Backtrace (demangled):

[0] /ltmp/software/canu/Linux-amd64/bin/bogart() [0x5080dd] [1] /lib/x86_64-linux-gnu/libpthread.so.0::(null) + 0xf8d0 [0x7f1fe763a8d0] [2] /lib/x86_64-linux-gnu/libc.so.6::(null) + 0x37 [0x7f1fe72b5067] [3] /lib/x86_64-linux-gnu/libc.so.6::(null) + 0x148 [0x7f1fe72b6448] [4] /lib/x86_64-linux-gnu/libc.so.6::(null) + 0x2e266 [0x7f1fe72ae266] [5] /lib/x86_64-linux-gnu/libc.so.6::(null) + 0x2e312 [0x7f1fe72ae312] [6] /ltmp/software/canu/Linux-amd64/bin/bogart() [0x44ca8e] [7] /ltmp/software/canu/Linux-amd64/bin/bogart() [0x4512fb] [8] /ltmp/software/canu/Linux-amd64/bin/bogart() [0x403890] [9] /lib/x86_64-linux-gnu/libc.so.6::(null) + 0xf5 [0x7f1fe72a1b45] [10] /ltmp/software/canu/Linux-amd64/bin/bogart() [0x404589]

brianwalenz commented 8 years ago

Interesting. If possible, add flushLog(); after line 237 in src/bogart/AS_BAT_markRepeatReads.C. It should look like this when done:

    if (rid == UINT32_MAX) {
      fprintf(stderr, "Failed to place read %u at %u-%u\n", frg.ident, frgbgn, frgend);
      for (uint32 ii=0; ii<BP.size(); ii++)
        fprintf(stderr, "Breakpoints %2u %8u-%8u repeat %u\n", ii, BP[ii]._bgn, BP[ii]._end, BP[ii]._isRepeat);
      flushLog();  //  ADD THIS LINE
    }
    assert(rid != UINT32_MAX);  //  We searched all the BP's, the read had better be placed!                                                                   
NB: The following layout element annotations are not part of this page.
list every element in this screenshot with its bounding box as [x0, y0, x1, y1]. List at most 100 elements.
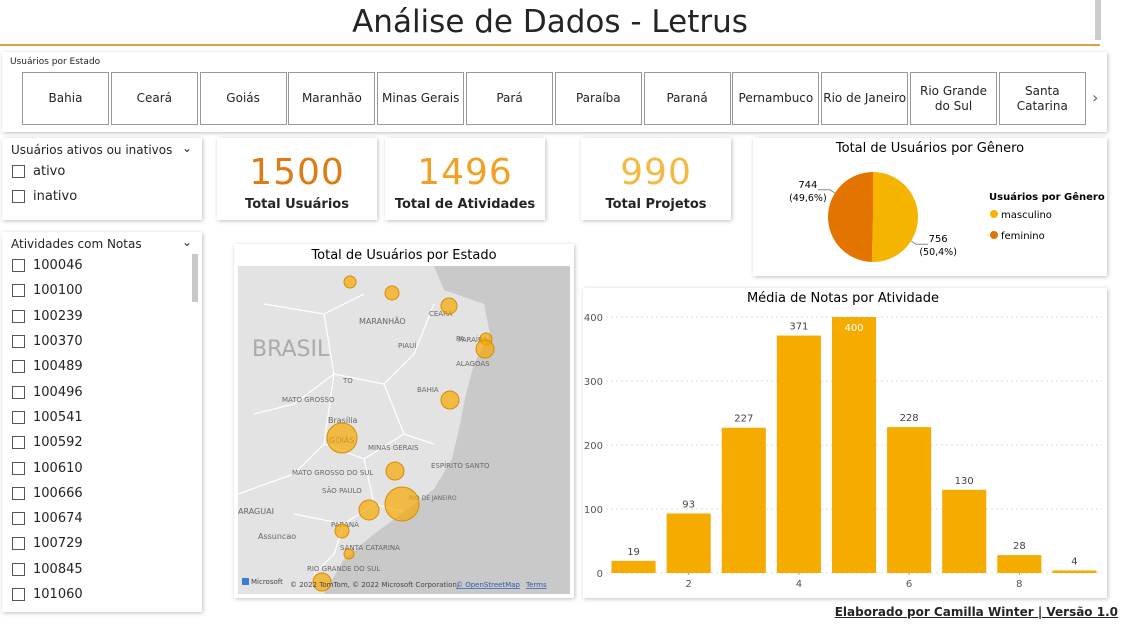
kpi-label: Total Projetos: [605, 197, 707, 212]
checkbox-item[interactable]: 100610: [2, 455, 190, 480]
ms-logo: [242, 578, 249, 585]
pie-panel: Total de Usuários por Gênero 756 (50,4%) 74…: [753, 138, 1107, 276]
map-label: SÃO PAULO: [322, 486, 362, 495]
checkbox-item[interactable]: 100239: [2, 304, 190, 329]
checkbox[interactable]: [12, 537, 25, 551]
checkbox-label: 100674: [33, 511, 83, 527]
checkbox-item[interactable]: 100674: [2, 506, 190, 531]
checkbox[interactable]: [12, 309, 25, 323]
dropdown-icon[interactable]: ⌄: [182, 235, 193, 249]
checkbox[interactable]: [12, 190, 25, 204]
state-bubble[interactable]: [326, 422, 358, 454]
state-bubble[interactable]: [440, 297, 458, 315]
checkbox[interactable]: [12, 259, 25, 273]
checkbox-label: ativo: [33, 164, 66, 180]
checkbox-list: ativo inativo: [2, 159, 192, 210]
state-button[interactable]: Rio de Janeiro: [821, 72, 909, 125]
checkbox[interactable]: [12, 335, 25, 349]
bar: [887, 427, 932, 573]
terms-link[interactable]: Terms: [525, 581, 547, 589]
checkbox-item[interactable]: 100370: [2, 329, 190, 354]
y-tick-label: 100: [584, 505, 603, 516]
checkbox-item[interactable]: 101060: [2, 582, 190, 607]
checkbox-label: 100610: [33, 460, 83, 476]
map: Total de Usuários por Estado BRASIL MARANH…: [237, 248, 570, 594]
state-slicer: Usuários por Estado › Bahia Ceará Goiás Mar…: [2, 52, 1107, 132]
checkbox-item[interactable]: 100100: [2, 278, 190, 303]
state-bubble[interactable]: [312, 572, 332, 592]
state-bubble[interactable]: [343, 275, 357, 289]
kpi-card: 990 Total Projetos: [581, 138, 731, 220]
checkbox[interactable]: [12, 165, 25, 179]
state-button[interactable]: Pernambuco: [732, 72, 820, 125]
state-button[interactable]: Santa Catarina: [998, 72, 1086, 125]
attribution: Microsoft: [251, 578, 283, 586]
dropdown-icon[interactable]: ⌄: [182, 141, 193, 155]
checkbox-item[interactable]: 100845: [2, 557, 190, 582]
data-label: 227: [734, 414, 753, 425]
state-button[interactable]: Minas Gerais: [377, 72, 465, 125]
checkbox[interactable]: [12, 512, 25, 526]
checkbox-item[interactable]: inativo: [2, 184, 192, 209]
checkbox-item[interactable]: 100541: [2, 405, 190, 430]
data-label: 228: [900, 413, 919, 424]
checkbox-item[interactable]: 100592: [2, 430, 190, 455]
state-bubble[interactable]: [384, 486, 420, 522]
bar-chart: Média de Notas por Atividade 0 100 200 300 40…: [584, 291, 1102, 590]
state-button[interactable]: Paraíba: [554, 72, 642, 125]
checkbox[interactable]: [12, 385, 25, 399]
legend-marker: [990, 231, 998, 239]
checkbox[interactable]: [12, 461, 25, 475]
state-bubble[interactable]: [384, 285, 400, 301]
state-button[interactable]: Ceará: [110, 72, 198, 125]
state-button[interactable]: Rio Grande do Sul: [910, 72, 997, 125]
data-label: 400: [844, 323, 863, 334]
y-tick-label: 400: [584, 313, 603, 324]
checkbox-label: 100845: [33, 561, 83, 577]
x-tick-label: 8: [1016, 579, 1022, 590]
checkbox[interactable]: [12, 436, 25, 450]
map-label: PA: [456, 335, 465, 343]
data-label: 130: [955, 476, 974, 487]
chart-title: Total de Usuários por Gênero: [835, 141, 1024, 156]
checkbox-item[interactable]: 100496: [2, 379, 190, 404]
state-button[interactable]: Pará: [466, 72, 553, 125]
checkbox[interactable]: [12, 588, 25, 601]
checkbox-item[interactable]: 100666: [2, 481, 190, 506]
checkbox-item[interactable]: 100729: [2, 531, 190, 556]
checkbox[interactable]: [12, 360, 25, 374]
state-bubble[interactable]: [343, 548, 355, 560]
ocean: [324, 266, 570, 594]
checkbox-item[interactable]: 100489: [2, 354, 190, 379]
state-bubble[interactable]: [385, 461, 405, 481]
copyright: © 2022 TomTom, © 2022 Microsoft Corporat…: [290, 581, 459, 589]
share-label: (49,6%): [789, 193, 827, 204]
next-arrow[interactable]: ›: [1092, 88, 1099, 107]
checkbox-item[interactable]: 100046: [2, 253, 190, 278]
state-bubble[interactable]: [440, 390, 460, 410]
state-bubble[interactable]: [475, 339, 495, 359]
state-button[interactable]: Goiás: [199, 72, 287, 125]
map-label: RIO GRANDE DO SUL: [307, 565, 380, 573]
map-label: ESPÍRITO SANTO: [431, 461, 490, 470]
checkbox[interactable]: [12, 410, 25, 424]
map-label: Brasília: [328, 416, 358, 425]
state-bubble[interactable]: [334, 523, 350, 539]
checkbox[interactable]: [12, 562, 25, 576]
state-button[interactable]: Paraná: [643, 72, 731, 125]
state-bubble[interactable]: [358, 499, 380, 521]
checkbox-label: 100541: [33, 409, 83, 425]
map-label: MATO GROSSO DO SUL: [292, 469, 373, 477]
data-label: 93: [682, 499, 695, 510]
map-label: PARAÍBA: [458, 335, 488, 344]
osm-link[interactable]: © OpenStreetMap: [456, 581, 521, 589]
checkbox[interactable]: [12, 284, 25, 298]
title-rule: [0, 44, 1100, 46]
checkbox-item[interactable]: ativo: [2, 159, 192, 184]
scrollbar[interactable]: [192, 254, 198, 302]
state-button[interactable]: Bahia: [22, 72, 109, 125]
state-button[interactable]: Maranhão: [288, 72, 376, 125]
checkbox[interactable]: [12, 486, 25, 500]
bar: [611, 560, 656, 573]
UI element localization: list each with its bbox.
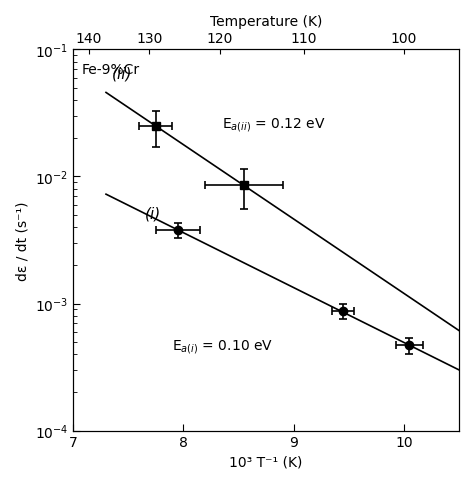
- Text: E$_{a(i)}$ = 0.10 eV: E$_{a(i)}$ = 0.10 eV: [172, 337, 273, 355]
- Text: (i): (i): [145, 206, 161, 221]
- Text: (ii): (ii): [111, 66, 132, 81]
- Text: Fe-9%Cr: Fe-9%Cr: [82, 62, 140, 76]
- X-axis label: 10³ T⁻¹ (K): 10³ T⁻¹ (K): [229, 455, 302, 469]
- Y-axis label: dε / dt (s⁻¹): dε / dt (s⁻¹): [15, 201, 29, 280]
- X-axis label: Temperature (K): Temperature (K): [210, 15, 322, 29]
- Text: E$_{a(ii)}$ = 0.12 eV: E$_{a(ii)}$ = 0.12 eV: [222, 116, 326, 134]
Then, recompile, rerun, and attach the markRepeatReadslog file in the 4-unitigger directory.

(I'd rather have you edit than pull a new version from the repository, just in case we changed something that impacts this.)
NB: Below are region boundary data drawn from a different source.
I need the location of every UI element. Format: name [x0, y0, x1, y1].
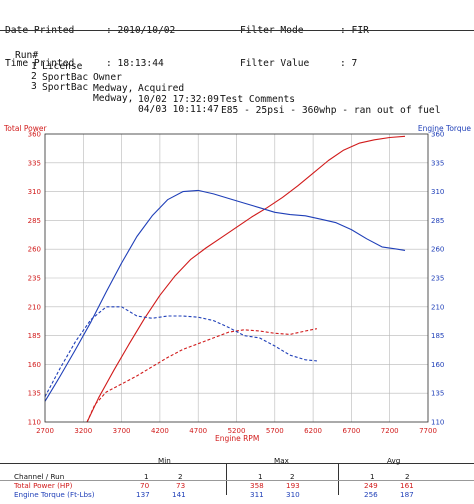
y2-tick-label: 285 — [431, 217, 444, 225]
y-tick-label: 335 — [28, 159, 41, 167]
summary-divider-mid — [0, 480, 474, 481]
y-tick-label: 235 — [28, 275, 41, 283]
summary-run-number: 1 — [370, 472, 375, 481]
x-axis-title: Engine RPM — [215, 434, 260, 443]
col-acquired: Acquired — [138, 83, 185, 94]
run-owner: Medway, — [93, 93, 134, 104]
summary-group-avg: Avg — [387, 456, 401, 465]
x-tick-label: 7200 — [381, 427, 399, 435]
col-run: Run# — [15, 50, 39, 61]
y2-tick-label: 360 — [431, 131, 444, 139]
chart-ticks: 2700 3200 3700 4200 4700 5200 5700 6200 6700 7200… — [28, 131, 445, 436]
runs-row-3: 3 — [15, 70, 37, 92]
y-tick-label: 185 — [28, 332, 41, 340]
x-tick-label: 4700 — [189, 427, 207, 435]
col-license: License — [42, 61, 83, 72]
power-line-run-1 — [86, 135, 406, 423]
chart-lines — [44, 135, 406, 423]
y-tick-label: 135 — [28, 390, 41, 398]
right-axis-title: Engine Torque — [417, 124, 471, 133]
summary-run-number: 1 — [258, 472, 263, 481]
runs-row-2: 2 SportBac Medway, 04/03 10:11:47 — [15, 60, 219, 115]
summary-power-avg-2: 161 — [400, 481, 414, 490]
y2-tick-label: 185 — [431, 332, 444, 340]
summary-sep-1 — [226, 463, 227, 495]
summary-row-torque-label: Engine Torque (Ft-Lbs) — [14, 490, 95, 499]
power-line-run-2 — [86, 328, 318, 423]
y2-tick-label: 235 — [431, 275, 444, 283]
summary-channel-label: Channel / Run — [14, 472, 65, 481]
time-printed-value: : 18:13:44 — [106, 58, 164, 69]
run-acquired: 04/03 10:11:47 — [138, 104, 219, 115]
y-tick-label: 210 — [28, 303, 41, 311]
x-tick-label: 6700 — [342, 427, 360, 435]
summary-torque-min-1: 137 — [136, 490, 150, 499]
y-tick-label: 160 — [28, 361, 41, 369]
y2-tick-label: 310 — [431, 188, 444, 196]
summary-torque-avg-1: 256 — [364, 490, 378, 499]
summary-sep-2 — [338, 463, 339, 495]
summary-power-min-2: 73 — [176, 481, 186, 490]
runs-row-1: 1 SportBac Medway, 10/02 17:32:09 E85 - … — [15, 50, 441, 116]
y2-tick-label: 260 — [431, 246, 444, 254]
x-tick-label: 2700 — [36, 427, 54, 435]
y-tick-label: 360 — [28, 131, 41, 139]
y-tick-label: 310 — [28, 188, 41, 196]
summary-torque-max-2: 310 — [286, 490, 300, 499]
x-tick-label: 5200 — [228, 427, 246, 435]
y2-tick-label: 135 — [431, 390, 444, 398]
x-tick-label: 3700 — [113, 427, 131, 435]
x-tick-label: 6200 — [304, 427, 322, 435]
x-tick-label: 7700 — [419, 427, 437, 435]
dyno-chart: 2700 3200 3700 4200 4700 5200 5700 6200 6700 7200… — [28, 131, 445, 436]
time-printed-label: Time Printed — [5, 58, 75, 69]
summary-run-number: 2 — [405, 472, 410, 481]
runs-header-row: Run# License Owner Acquired Test Comment… — [15, 39, 295, 105]
summary-group-min: Min — [158, 456, 171, 465]
summary-power-max-1: 358 — [250, 481, 264, 490]
run-acquired: 10/02 17:32:09 — [138, 94, 219, 105]
x-tick-label: 4200 — [151, 427, 169, 435]
run-number: 3 — [31, 81, 37, 92]
run-comment: E85 - 25psi - 360whp - ran out of fuel — [221, 105, 441, 116]
summary-torque-max-1: 311 — [250, 490, 264, 499]
y-tick-label: 260 — [28, 246, 41, 254]
torque-line-run-2 — [44, 306, 317, 397]
run-number: 1 — [31, 61, 37, 72]
summary-power-min-1: 70 — [140, 481, 150, 490]
summary-run-number: 2 — [178, 472, 183, 481]
summary-power-max-2: 193 — [286, 481, 300, 490]
col-test-comments: Test Comments — [220, 94, 296, 105]
filter-value-label: Filter Value — [240, 58, 310, 69]
y2-tick-label: 210 — [431, 303, 444, 311]
header-divider — [0, 30, 474, 31]
run-owner: Medway, — [93, 83, 134, 94]
summary-power-avg-1: 249 — [364, 481, 378, 490]
y-tick-label: 110 — [28, 419, 41, 427]
run-license: SportBac — [42, 82, 89, 93]
torque-line-run-1 — [44, 189, 406, 402]
y2-tick-label: 160 — [431, 361, 444, 369]
y2-tick-label: 110 — [431, 419, 444, 427]
filter-value-value: : 7 — [340, 58, 358, 69]
run-license: SportBac — [42, 72, 89, 83]
x-tick-label: 3200 — [74, 427, 92, 435]
x-tick-label: 5700 — [266, 427, 284, 435]
run-number: 2 — [31, 71, 37, 82]
plot-frame — [44, 133, 429, 423]
summary-divider-top — [0, 463, 474, 464]
y-tick-label: 285 — [28, 217, 41, 225]
summary-row-power-label: Total Power (HP) — [14, 481, 73, 490]
summary-torque-min-2: 141 — [172, 490, 186, 499]
summary-group-max: Max — [274, 456, 289, 465]
summary-torque-avg-2: 187 — [400, 490, 414, 499]
left-axis-title: Total Power — [4, 124, 47, 133]
col-owner: Owner — [93, 72, 122, 83]
summary-run-number: 2 — [290, 472, 295, 481]
y2-tick-label: 335 — [431, 159, 444, 167]
summary-run-number: 1 — [144, 472, 149, 481]
chart-grid — [44, 133, 429, 423]
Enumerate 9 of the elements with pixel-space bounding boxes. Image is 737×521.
relyanow commented 8 years ago

I recompiled and attached the log file. I just restarted the run from where it failed. Should I rerun the entire assembly?

thanks

On Tue, Jun 7, 2016 at 9:36 PM brianwalenz notifications@github.com wrote:

Interesting. If possible, add flushLog(); after line 237 in src/bogart/AS_BAT_markRepeatReads.C. It should look like this when done:

if (rid == UINT32_MAX) {
  fprintf(stderr, "Failed to place read %u at %u-%u\n", frg.ident, frgbgn, frgend);
  for (uint32 ii=0; ii<BP.size(); ii++)
    fprintf(stderr, "Breakpoints %2u %8u-%8u repeat %u\n", ii, BP[ii]._bgn, BP[ii]._end, BP[ii]._isRepeat);
  flushLog();  //  ADD THIS LINE
}
assert(rid != UINT32_MAX);  //  We searched all the BP's, the read had better be placed!

Then, recompile, rerun, and attach the _markRepeatReads_log file in the 4-unitigger directory.
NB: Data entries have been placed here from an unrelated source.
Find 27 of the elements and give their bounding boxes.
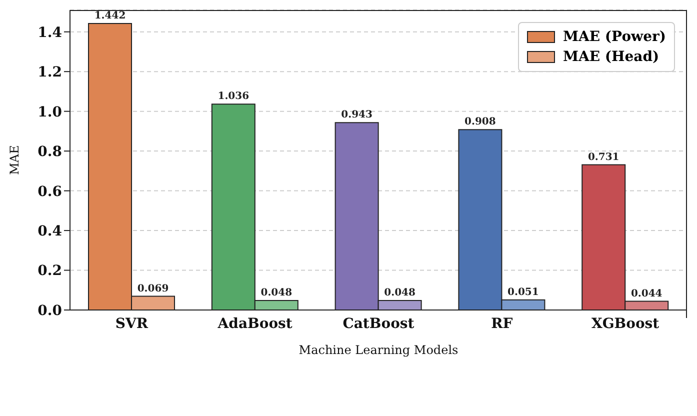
y-axis-title: MAE bbox=[7, 145, 22, 175]
data-label: 0.048 bbox=[384, 287, 416, 298]
x-tick-label: RF bbox=[491, 316, 513, 332]
legend-label: MAE (Head) bbox=[563, 48, 660, 67]
y-tick-label: 1.0 bbox=[38, 104, 62, 120]
y-tick-label: 0.0 bbox=[38, 302, 62, 319]
data-label: 1.036 bbox=[218, 91, 250, 102]
data-label: 0.731 bbox=[588, 152, 620, 163]
y-tick-label: 0.8 bbox=[38, 144, 62, 160]
x-tick-label: SVR bbox=[115, 316, 148, 332]
data-label: 0.069 bbox=[137, 283, 169, 294]
y-tick-label: 0.4 bbox=[38, 224, 62, 240]
legend-label: MAE (Power) bbox=[563, 28, 666, 47]
y-tick-label: 1.4 bbox=[38, 24, 62, 41]
data-label: 0.051 bbox=[508, 286, 539, 298]
data-label: 0.943 bbox=[341, 110, 372, 121]
data-label: 0.048 bbox=[260, 287, 292, 298]
y-tick-label: 1.2 bbox=[38, 64, 62, 81]
x-tick-label: XGBoost bbox=[591, 316, 660, 332]
y-tick-label: 0.2 bbox=[38, 263, 62, 280]
y-tick-label: 0.6 bbox=[38, 184, 62, 200]
data-label: 0.908 bbox=[464, 116, 496, 128]
x-tick-label: CatBoost bbox=[342, 316, 415, 332]
x-axis-title: Machine Learning Models bbox=[298, 343, 458, 357]
data-label: 0.044 bbox=[630, 288, 662, 300]
data-label: 1.442 bbox=[94, 10, 126, 22]
x-tick-label: AdaBoost bbox=[216, 316, 293, 332]
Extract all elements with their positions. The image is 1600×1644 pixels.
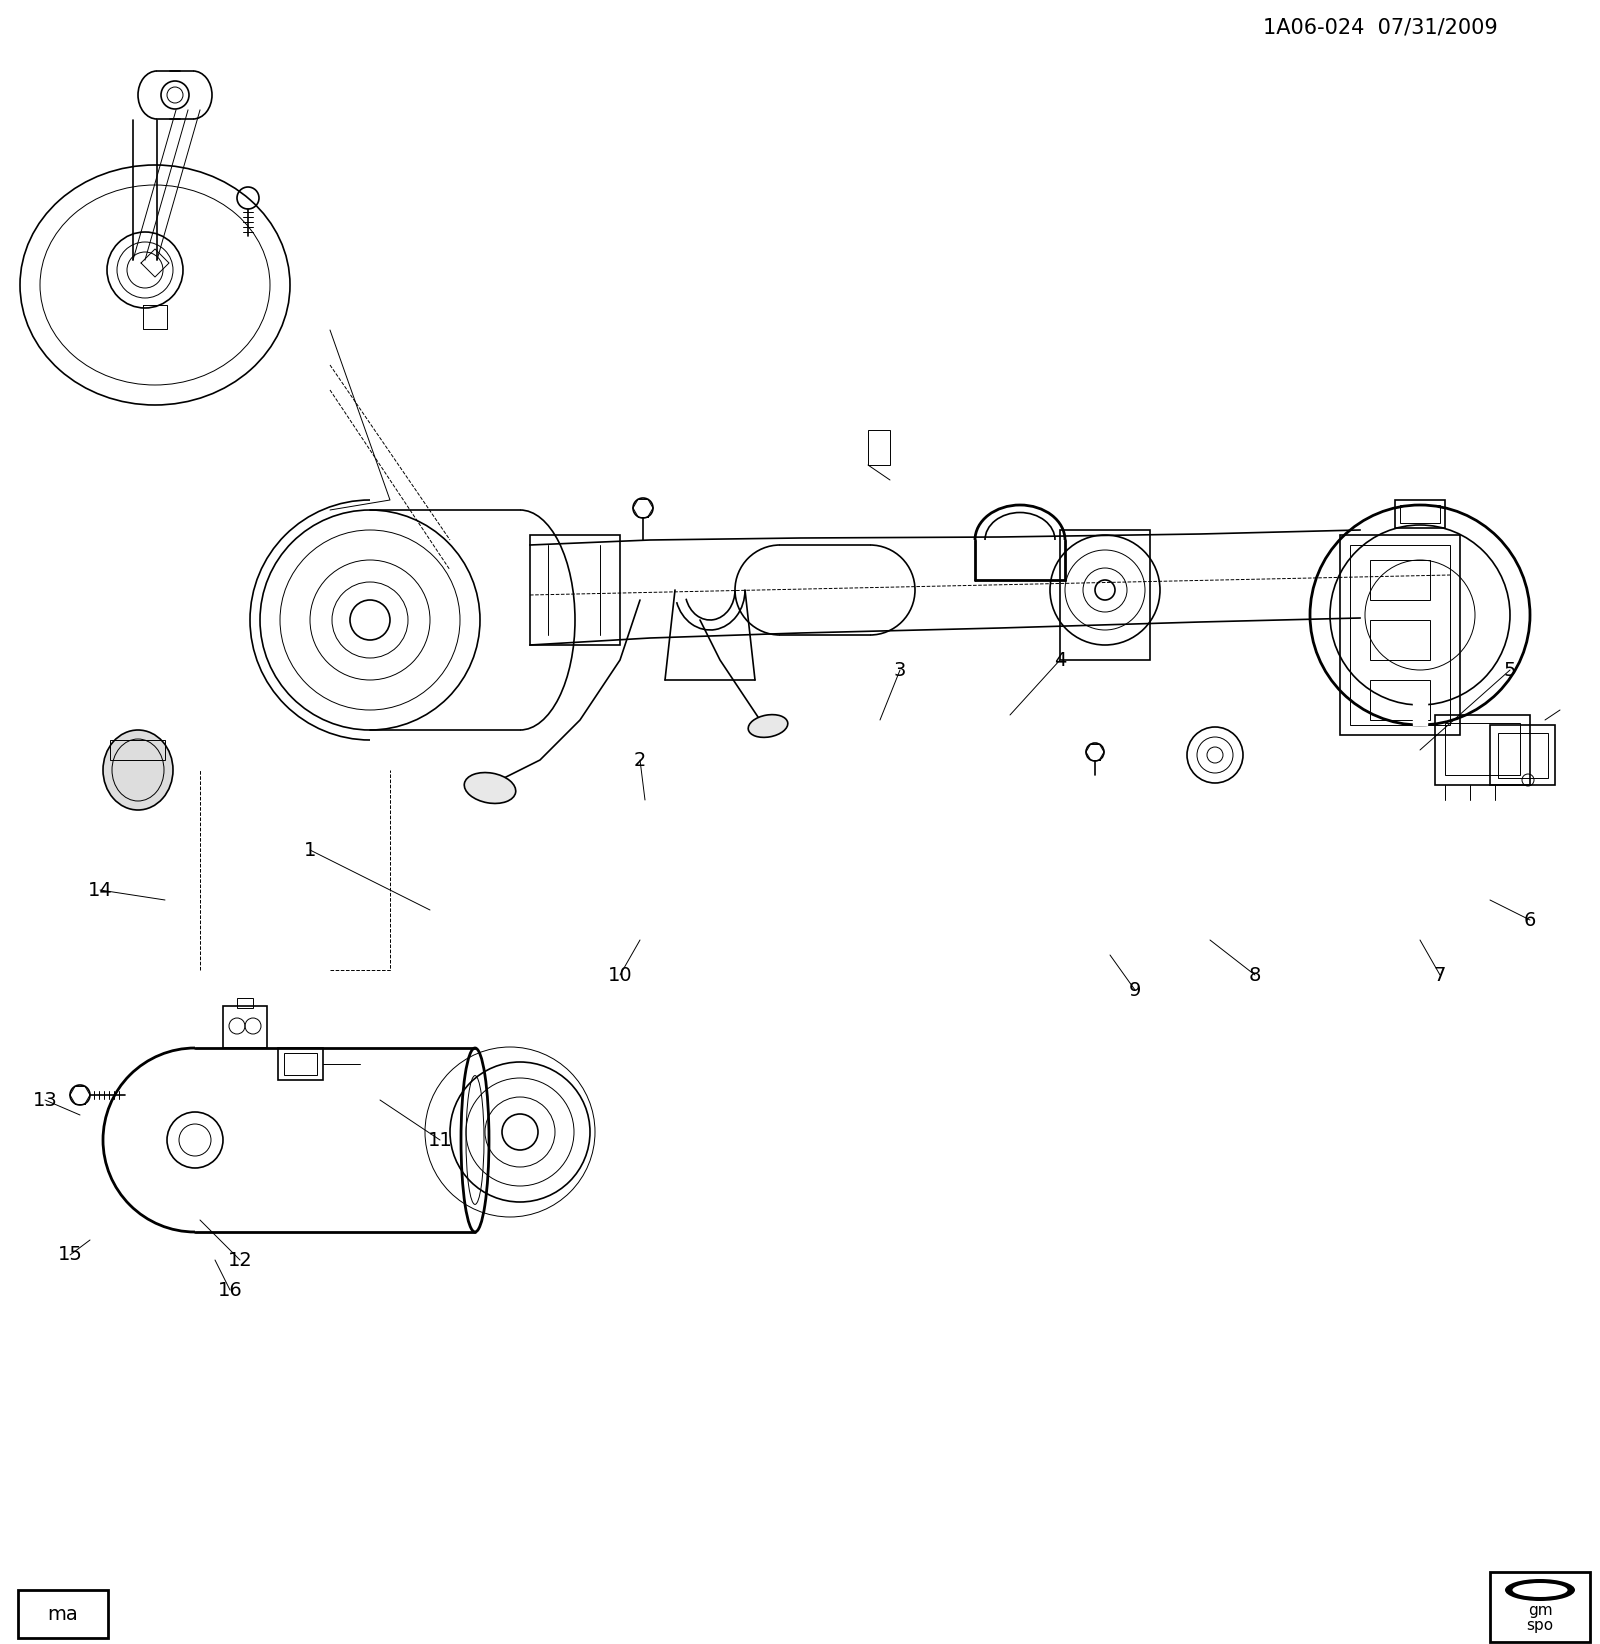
Text: 9: 9 — [1130, 980, 1141, 1000]
Text: 11: 11 — [427, 1131, 453, 1149]
Bar — [1395, 500, 1445, 528]
Text: 6: 6 — [1523, 911, 1536, 929]
Text: 3: 3 — [894, 661, 906, 679]
Text: 15: 15 — [58, 1246, 83, 1264]
Bar — [1059, 529, 1150, 659]
Text: 4: 4 — [1054, 651, 1066, 669]
Text: 16: 16 — [218, 1281, 242, 1299]
Text: 1: 1 — [304, 840, 317, 860]
Ellipse shape — [102, 730, 173, 810]
Bar — [222, 1006, 267, 1047]
Bar — [1370, 561, 1430, 600]
Text: 12: 12 — [227, 1251, 253, 1269]
Text: 10: 10 — [608, 965, 632, 985]
Text: 13: 13 — [32, 1090, 58, 1110]
Bar — [1490, 725, 1555, 784]
Bar — [1490, 1572, 1590, 1642]
Bar — [1435, 715, 1530, 784]
Text: gm: gm — [1528, 1603, 1552, 1618]
Bar — [867, 431, 890, 465]
Text: 5: 5 — [1504, 661, 1517, 679]
Bar — [1445, 723, 1520, 774]
Text: 1A06-024  07/31/2009: 1A06-024 07/31/2009 — [1262, 18, 1498, 38]
Bar — [285, 1054, 317, 1075]
Text: 14: 14 — [88, 881, 112, 899]
Ellipse shape — [1512, 1583, 1568, 1596]
Bar — [1370, 620, 1430, 659]
Bar — [110, 740, 165, 760]
Ellipse shape — [1506, 1578, 1574, 1601]
Ellipse shape — [464, 773, 515, 804]
Bar — [1350, 546, 1450, 725]
Bar — [1400, 505, 1440, 523]
Text: 8: 8 — [1250, 965, 1261, 985]
Bar — [1370, 681, 1430, 720]
Text: spo: spo — [1526, 1618, 1554, 1632]
Bar — [278, 1047, 323, 1080]
Text: 7: 7 — [1434, 965, 1446, 985]
Ellipse shape — [749, 715, 787, 738]
Text: 2: 2 — [634, 751, 646, 769]
Bar — [18, 1590, 109, 1637]
Bar — [1498, 733, 1549, 778]
Bar — [237, 998, 253, 1008]
Text: ma: ma — [48, 1605, 78, 1624]
Bar — [1341, 534, 1459, 735]
Bar — [530, 534, 621, 644]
(I'd rather have you edit than pull a new version from the repository, just in case we changed something that impacts this.)

— You are receiving this because you authored the thread. Reply to this email directly, view it on GitHub https://github.com/marbl/canu/issues/154#issuecomment-224463513, or mute the thread https://github.com/notifications/unsubscribe/AD0o9JmWVF9RKnZuA4hJIrDEZ_xxQK-gks5qJhyngaJpZM4IwdEJ .

brianwalenz commented 8 years ago

Nope, no need to restart from scratch.

Unfortunately, the email attachments get lost. You need to go to the issue on the web and attach it there (supposedly, by just drag-n-drop, but I've never tried that).

relyanow commented 8 years ago

sbal.008.markRepeatReads.thr000.num000.log.zip

brianwalenz commented 8 years ago

Thanks for the log.

The last commit should resolve the problem, but it will make more small contigs than before. From what I saw in the log, this might split a fair number of good sized contigs in your assembly.

If you want to rerun the 0.025 assembly (to make an apples-apples comparison), remove:

and restart canu. It'll run just 'bogart' and consensus.

Is this low coverage? The contigs are quite short, and there are a bunch of 1x coverage regions.

relyanow commented 8 years ago

Thanks, I'll try that. Yes, it's pretty low coverage, about 10X.

relyanow commented 8 years ago

The assembly completed successfully. Thanks for your help.